Schiedsrichter? Weshalb HSV-Trainer Polzin „nicht zu viel Energie verschwenden“ will
Am vergangenen Wochenende kochte beim HSV nach dem verlorenen Aufsteiger-Duell gegen den 1. FC Köln eine Menge Fust hoch. Schiedsrichter Daniel Schlager hatte mit den Gelb-Roten Karten für Immanuel Pherai und Fábio Vieira das Spiel maßgeblich mit beeinflusst. Mit ein bisschen Abstand hat HSV-Coach Merlin Polzin mit dem Thema abgeschlossen. „Ich fange da ja bei mir, oder wir bei uns als Trainer, an, dass wir uns in dem Rahmen bewegen wollen, wo wir Dinge beeinflussen können. Das ist bei der Entscheidungsfindung des Schiedsrichters nicht der Fall. Deswegen wollen wir da auch nicht zu viel Energie reinverschwenden“, erklärte er am Donnerstagnachmittag. Und nimmt die Unparteiischen auch teilweise in Schutz. „Ich glaube, wenn man jetzt die unterschiedlichsten Karten oder Sperren, die wir in dieser Saison schon bekommen haben, dann ist Giorgi völlig zurecht gegen St. Pauli gesperrt worden, bzw. vom Platz gegangen.“ Den Portugiesen Vieira erwischte es in dieser Saison bereits zweimal. „Dann haben wir die Situation mit Fábio in Berlin, sehr unglücklich. Er zieht noch zurück und trifft den Gegenspieler nicht am Kopf. Das war vielleicht in den beiden Momenten ein Wahrnehmungsfehler.“
Vor dem Spiel gegen den BVB ist das aber auch abgehakt. „Die beiden Karten sprechen jetzt für sich, die haben wir zur Genüge diskutiert.
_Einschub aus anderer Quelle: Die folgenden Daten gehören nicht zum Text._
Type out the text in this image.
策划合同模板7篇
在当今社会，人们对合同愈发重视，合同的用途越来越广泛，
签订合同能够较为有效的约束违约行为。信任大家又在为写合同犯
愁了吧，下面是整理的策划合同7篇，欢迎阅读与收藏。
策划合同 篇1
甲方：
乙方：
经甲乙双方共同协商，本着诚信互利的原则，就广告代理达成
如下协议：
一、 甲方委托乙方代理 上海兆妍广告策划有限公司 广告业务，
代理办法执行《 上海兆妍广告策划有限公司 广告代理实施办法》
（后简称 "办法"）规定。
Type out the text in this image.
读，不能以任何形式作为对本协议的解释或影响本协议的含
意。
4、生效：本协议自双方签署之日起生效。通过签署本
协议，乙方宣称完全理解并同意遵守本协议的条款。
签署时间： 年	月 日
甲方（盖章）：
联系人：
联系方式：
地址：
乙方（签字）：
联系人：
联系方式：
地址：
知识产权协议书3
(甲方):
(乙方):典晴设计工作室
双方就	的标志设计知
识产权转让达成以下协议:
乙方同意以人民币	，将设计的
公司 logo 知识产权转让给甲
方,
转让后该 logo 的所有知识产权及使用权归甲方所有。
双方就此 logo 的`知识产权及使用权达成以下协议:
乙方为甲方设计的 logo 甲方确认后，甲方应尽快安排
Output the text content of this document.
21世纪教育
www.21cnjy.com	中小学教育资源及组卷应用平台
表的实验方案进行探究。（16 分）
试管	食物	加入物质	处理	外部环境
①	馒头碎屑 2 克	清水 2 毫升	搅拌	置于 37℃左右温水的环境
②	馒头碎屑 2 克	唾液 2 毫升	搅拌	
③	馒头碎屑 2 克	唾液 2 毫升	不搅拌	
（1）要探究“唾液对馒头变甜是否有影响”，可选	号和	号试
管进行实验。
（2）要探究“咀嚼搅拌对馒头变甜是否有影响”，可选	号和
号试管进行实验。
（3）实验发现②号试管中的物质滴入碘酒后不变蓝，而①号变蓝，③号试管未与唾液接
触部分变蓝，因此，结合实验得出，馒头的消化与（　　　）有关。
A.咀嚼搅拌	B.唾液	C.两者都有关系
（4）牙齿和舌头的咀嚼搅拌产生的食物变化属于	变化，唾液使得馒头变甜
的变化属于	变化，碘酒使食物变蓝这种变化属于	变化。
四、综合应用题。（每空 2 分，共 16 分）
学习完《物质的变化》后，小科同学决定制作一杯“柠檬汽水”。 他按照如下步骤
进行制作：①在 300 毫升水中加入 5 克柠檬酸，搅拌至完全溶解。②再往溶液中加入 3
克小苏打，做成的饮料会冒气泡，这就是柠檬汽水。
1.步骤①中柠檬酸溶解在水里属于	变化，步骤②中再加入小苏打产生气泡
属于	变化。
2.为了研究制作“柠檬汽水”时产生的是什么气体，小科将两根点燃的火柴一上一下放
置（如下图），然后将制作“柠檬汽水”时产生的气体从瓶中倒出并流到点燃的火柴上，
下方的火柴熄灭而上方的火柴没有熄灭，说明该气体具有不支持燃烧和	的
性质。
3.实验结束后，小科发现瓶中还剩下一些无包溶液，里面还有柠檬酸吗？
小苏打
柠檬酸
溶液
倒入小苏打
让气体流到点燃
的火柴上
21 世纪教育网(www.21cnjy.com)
Deswegen war es natürlich nochmal ein Thema innerhalb unserer Mannschaft und wie wir das Spiel angehen“, verrät Polzin. „Dass es nicht darum ging, einfache Gelbe Karten herzugeben, um sie dann in Momenten, wo wir sie dann brauchen, um vielleicht taktisch zu reagieren, oder Fouls zu nutzen, nicht vorbelastet sind. Natürlich geht es auch darum, bei uns zu bleiben. Ihr könnt euch sicher sein, dass Fábio und die Jungs da mit sich selber am kritischsten sind, um solche Situationen nicht nochmal zu erleben.“ Zu hoffen wäre es aus Sicht der meisten HSV-Fans mit Sicherheit.